The 0.5- and 1-mm-thick ceramic specimens cemented with Panavia V5 Opaque showed the lowest ΔE values when cemented on both non-airborne-particle-abraded (5.62 ± 1.66, 3.15 ± 1.28) and airborne-particle-abraded (5.55 ± 0.86, 3.16 ± 0.49) surfaces, while the highest values were seen in the groups cemented with RelyX U200 A2 (29.22 ± 0.83, 17.23 ± 0.45) and Panavia V5 A2 (29.94 ± 1.17, 16.71 ± 0.44) on airborne-particle-abraded surfaces. For the 1.5-mm-thick ceramics, the lowest ΔE values were seen when Multilink MO 0 cement was used on non-airborne-particle-abraded surfaces (1.56 ± 0.29) and when Panavia V5 Opaque was used on airborne-particle-abraded surfaces (1.56 ± 0.66). The highest values were seen when RelyX U200 A2 (9.77 ± 1.13), PA2 (9.24 ± 0.25), and Multilink HO 0 (9.19 ± 1.33) were used on airborne-particle-abraded surfaces, and when Multilink HO 0 (9.61 ± 1.70) was used on non-airborne-particle-abraded surfaces. The 1-mm-thick ceramics cemented with Multilink HO 0 showed higher ΔE values (12.05 ± 1.99) for airborne-particle-abraded and non-airborne-particle-abraded (12.58 ± 1.06) than thinner (0.5 mm) or thicker (1.5 mm) ceramics.
Thinnest ceramic superstructures resulted in the highest ΔE values. Cements that mask the underlying color reflect their own shade under thin superstructures. Airborne-particle abrasion of titanium surfaces increases the grayish reflectance if cement shade does not have the color masking ability.
本体外研究的目的是评估陶瓷厚度、粘结剂颜色和钛的喷丸处理对钛基底锂硅玻璃陶瓷修复体最终颜色的影响。

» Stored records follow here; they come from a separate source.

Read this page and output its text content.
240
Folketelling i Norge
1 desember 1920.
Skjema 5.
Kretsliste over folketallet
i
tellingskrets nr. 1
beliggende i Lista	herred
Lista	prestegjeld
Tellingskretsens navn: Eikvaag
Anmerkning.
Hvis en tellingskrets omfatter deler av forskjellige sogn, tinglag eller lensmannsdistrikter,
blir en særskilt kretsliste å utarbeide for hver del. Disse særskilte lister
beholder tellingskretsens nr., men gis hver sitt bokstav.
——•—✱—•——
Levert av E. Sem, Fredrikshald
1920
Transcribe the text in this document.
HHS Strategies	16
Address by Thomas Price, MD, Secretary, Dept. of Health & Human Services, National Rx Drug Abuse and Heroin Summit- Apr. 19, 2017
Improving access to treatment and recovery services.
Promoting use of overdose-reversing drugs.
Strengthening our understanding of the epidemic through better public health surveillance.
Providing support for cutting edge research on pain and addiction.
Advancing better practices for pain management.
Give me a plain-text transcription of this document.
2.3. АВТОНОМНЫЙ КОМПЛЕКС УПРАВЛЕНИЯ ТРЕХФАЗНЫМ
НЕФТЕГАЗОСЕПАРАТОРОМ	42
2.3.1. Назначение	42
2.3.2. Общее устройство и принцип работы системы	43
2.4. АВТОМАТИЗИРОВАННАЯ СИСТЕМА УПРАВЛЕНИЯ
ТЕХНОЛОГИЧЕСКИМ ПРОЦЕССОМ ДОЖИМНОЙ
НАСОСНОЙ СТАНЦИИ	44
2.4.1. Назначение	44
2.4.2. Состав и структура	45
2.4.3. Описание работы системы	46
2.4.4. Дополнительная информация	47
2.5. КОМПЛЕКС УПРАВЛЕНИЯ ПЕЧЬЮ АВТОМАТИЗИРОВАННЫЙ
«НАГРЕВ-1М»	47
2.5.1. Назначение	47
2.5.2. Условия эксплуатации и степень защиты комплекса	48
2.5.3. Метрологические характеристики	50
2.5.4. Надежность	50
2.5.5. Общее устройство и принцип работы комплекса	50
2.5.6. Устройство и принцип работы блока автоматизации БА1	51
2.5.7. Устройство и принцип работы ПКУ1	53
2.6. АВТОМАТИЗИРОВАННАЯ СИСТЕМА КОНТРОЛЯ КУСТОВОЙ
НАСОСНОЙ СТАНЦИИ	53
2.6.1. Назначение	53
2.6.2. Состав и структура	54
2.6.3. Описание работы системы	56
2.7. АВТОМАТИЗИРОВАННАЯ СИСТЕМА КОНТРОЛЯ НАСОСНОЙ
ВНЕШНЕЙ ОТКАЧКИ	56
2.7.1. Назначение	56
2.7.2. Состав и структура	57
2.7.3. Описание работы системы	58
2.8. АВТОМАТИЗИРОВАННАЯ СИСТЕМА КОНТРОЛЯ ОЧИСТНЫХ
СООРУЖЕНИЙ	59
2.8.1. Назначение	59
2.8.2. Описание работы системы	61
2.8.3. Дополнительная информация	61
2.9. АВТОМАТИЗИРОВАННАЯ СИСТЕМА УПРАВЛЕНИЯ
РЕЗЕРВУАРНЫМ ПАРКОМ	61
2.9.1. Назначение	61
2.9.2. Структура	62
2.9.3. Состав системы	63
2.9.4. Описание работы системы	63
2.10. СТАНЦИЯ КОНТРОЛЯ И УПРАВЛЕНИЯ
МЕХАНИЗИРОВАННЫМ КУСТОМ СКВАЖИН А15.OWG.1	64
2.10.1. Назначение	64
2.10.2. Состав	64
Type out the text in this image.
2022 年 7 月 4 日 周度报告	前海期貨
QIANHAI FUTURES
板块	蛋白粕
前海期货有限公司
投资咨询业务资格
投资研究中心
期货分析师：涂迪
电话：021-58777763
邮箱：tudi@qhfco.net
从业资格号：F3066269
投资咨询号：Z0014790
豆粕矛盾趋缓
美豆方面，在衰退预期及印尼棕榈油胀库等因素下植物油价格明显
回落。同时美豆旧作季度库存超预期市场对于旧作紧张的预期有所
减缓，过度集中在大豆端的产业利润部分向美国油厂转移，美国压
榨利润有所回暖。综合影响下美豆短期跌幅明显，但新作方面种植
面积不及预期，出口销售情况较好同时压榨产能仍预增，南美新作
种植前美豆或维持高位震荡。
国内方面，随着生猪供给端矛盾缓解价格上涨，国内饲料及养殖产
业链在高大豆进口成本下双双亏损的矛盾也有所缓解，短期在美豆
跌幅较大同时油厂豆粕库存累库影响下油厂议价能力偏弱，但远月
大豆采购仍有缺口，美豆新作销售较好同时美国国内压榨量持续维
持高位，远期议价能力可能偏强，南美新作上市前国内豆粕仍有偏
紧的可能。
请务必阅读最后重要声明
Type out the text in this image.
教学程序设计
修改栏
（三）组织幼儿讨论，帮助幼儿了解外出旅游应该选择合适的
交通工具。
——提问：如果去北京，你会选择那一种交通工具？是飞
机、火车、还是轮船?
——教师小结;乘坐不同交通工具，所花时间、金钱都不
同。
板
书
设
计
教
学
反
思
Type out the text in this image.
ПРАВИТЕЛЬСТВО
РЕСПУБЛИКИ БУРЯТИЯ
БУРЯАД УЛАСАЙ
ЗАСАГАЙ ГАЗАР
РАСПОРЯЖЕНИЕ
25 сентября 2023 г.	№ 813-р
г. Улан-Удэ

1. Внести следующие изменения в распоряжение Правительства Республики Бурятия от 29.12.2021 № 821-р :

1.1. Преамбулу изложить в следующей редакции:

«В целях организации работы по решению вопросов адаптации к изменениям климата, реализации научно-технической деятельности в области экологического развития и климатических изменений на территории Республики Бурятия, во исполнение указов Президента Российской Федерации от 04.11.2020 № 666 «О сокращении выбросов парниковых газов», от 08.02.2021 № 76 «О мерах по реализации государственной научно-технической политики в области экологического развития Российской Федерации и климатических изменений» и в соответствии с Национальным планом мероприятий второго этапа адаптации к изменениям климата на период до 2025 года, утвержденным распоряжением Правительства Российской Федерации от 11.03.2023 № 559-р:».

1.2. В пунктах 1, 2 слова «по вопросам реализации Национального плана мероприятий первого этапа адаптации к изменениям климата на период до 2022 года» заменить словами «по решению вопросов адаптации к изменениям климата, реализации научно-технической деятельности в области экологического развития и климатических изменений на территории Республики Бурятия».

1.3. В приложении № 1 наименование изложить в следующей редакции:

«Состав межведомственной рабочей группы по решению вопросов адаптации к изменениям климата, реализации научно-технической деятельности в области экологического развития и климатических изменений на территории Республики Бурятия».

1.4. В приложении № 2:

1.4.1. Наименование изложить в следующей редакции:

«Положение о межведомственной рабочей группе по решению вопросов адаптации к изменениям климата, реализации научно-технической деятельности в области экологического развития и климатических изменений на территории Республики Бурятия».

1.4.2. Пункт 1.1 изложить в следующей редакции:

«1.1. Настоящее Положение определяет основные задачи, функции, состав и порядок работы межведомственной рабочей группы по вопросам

共制作了 144 个厚度为 0.5、1.0 和 1.5mm 的锂硅玻璃陶瓷圆盘,分别用 6 种粘结树脂粘结剂粘结到经喷丸处理和未经喷丸处理的钛盘上。采用临床分光光度计进行颜色测量。计算评估的 ΔE 值的平均值和标准差。采用三因素方差分析(ANOVA)分析数据。使用统计软件程序(Minitab 17,Minitab),在 α=0.05 的显著性水平下进行统计分析。
0.5mm 和 1mm 厚的陶瓷试件用 Panavia V5 Opaque 粘结在未经喷丸处理(5.62±1.66,3.15±1.28)和经喷丸处理(5.55±0.86,3.16±0.49)的表面时,显示出最低的 ΔE 值,而用 RelyX U200 A2(29.22±0.83,17.23±0.45)和 Panavia V5 A2(29.94±1.17,16.71±0.44)粘结剂粘结在经喷丸处理的表面时,显示出最高的 ΔE 值。对于 1.5mm 厚的陶瓷,当 Multilink MO 0 粘结剂用于未经喷丸处理的表面(1.56±0.29)和 Panavia V5 Opaque 粘结剂用于经喷丸处理的表面(1.56±0.66)时,显示出最低的 ΔE 值。当 RelyX U200 A2(9.77±1.13)、PA2(9.24±0.25)和 Multilink HO 0(9.19±1.33)粘结剂用于经喷丸处理的表面,以及当 Multilink HO 0 粘结剂用于未经喷丸处理的表面(9.61±1.70)时,显示出最高的 ΔE 值。1mm 厚的陶瓷用 Multilink HO 0 粘结时,对经喷丸处理(12.05±1.99)和未经喷丸处理(12.58±1.06)的表面的 ΔE 值均高于较薄(0.5mm)或较厚(1.5mm)的陶瓷。
最薄的陶瓷修复体导致最高的 ΔE 值。掩盖底层颜色的粘结剂在较薄的修复体下会反射出自身的颜色。如果粘结剂没有颜色遮蔽能力,那么钛表面的喷丸处理会增加灰色反射率。